Всему этому противостоит – человек. Не ненастью и зиме, а всему: теплу, как ветру; сиянью солнца, как простыням ливня. Всему вместе, в целом: не ровной, как в Калифорнии, небесной лазури, не ровным, как в Петербурге, мрачным сумеркам, а сразу всей предусмотренной Богом для людей погоды. На коротком пути от автобуса до ворот Колледжа дождь, ливший уже несколько суток, прекратился в одно мгновение, как будто выключили, и когда я вошел во двор, то на фоне еще падавших с крыши последних струй и капель черный чистый скворец чистым желтым клювом клевал чистого перламутрового червя на чистой свежей траве: клюнет и осмотрится по сторонам. И я не знал, делал ли он это еще под дождем, или начал немедленно, как дождь кончился.

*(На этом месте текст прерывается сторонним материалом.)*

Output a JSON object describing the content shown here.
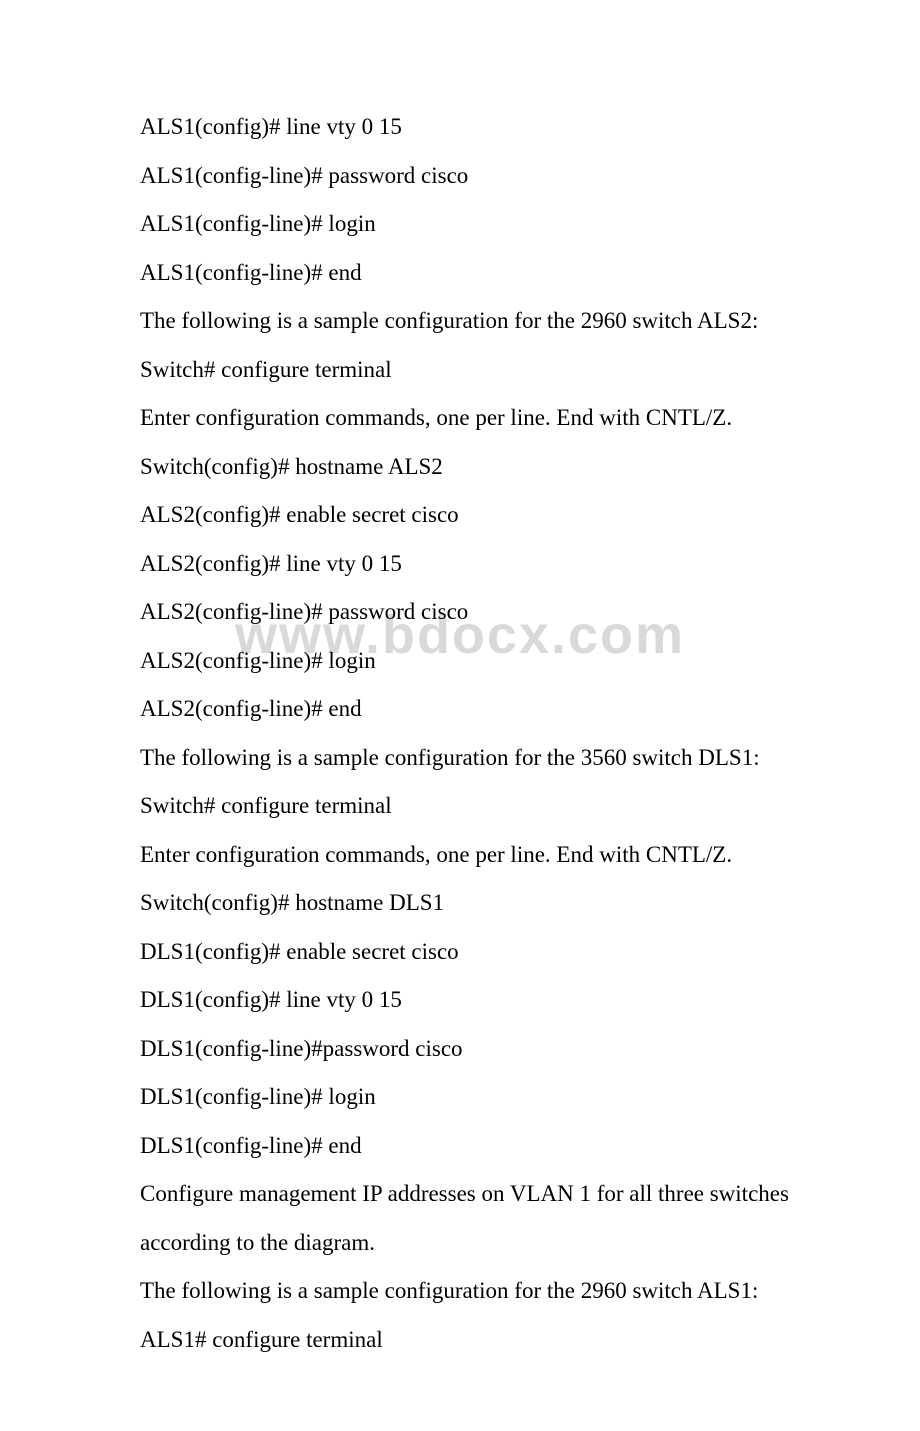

Именно так противостоит человек климату. Оперение, обеспечивающее его независимость от погоды, шарф и перчатки – это обязательный набор. А также плащ, шляпа, калоши и зонт – факультативно. Таков костюм, таковы доспехи, наряд, униформа, таков человек – таков Исайя Берлин, каким я встречал его на улицах города. Однажды солнечным вечером, без единого из этих предметов, я пришел к нему – через два часа, когда уходил, была буря. Он дал мне свой зонт, “на память”, подарил. Дома я обнаружил на нем серебряное кольцо с гравировкой “Исайя Берлин”: теперь всем, кто это замечал, я должен был объяснять, что зонт не украден, а подарен владельцем. Вскоре он у меня пропал, в
Москве, в издательстве – кто-нибудь менее щепетильный прихватил с собой. Но до этого мой приятель, почитавший Берлина безгранично, долго с благоговением вертел зонтик в руках и, понемногу разочаровываясь оттого, что ничего исключительного в нем не находит, сказал: “Возможно, внутри золотой стержень – как ты думаешь?” Ну хотелось ему – и я его понимаю,- чтобы Берлина что-то отличало от других: от зрителей гребной гонки, под такими же зонтами стоящих вдоль воды, от гребцов в майках клуба, одинаково серых под дождем, от уток у берега, которые, если ныряют одновременно две, непонятно, какая где выныривает.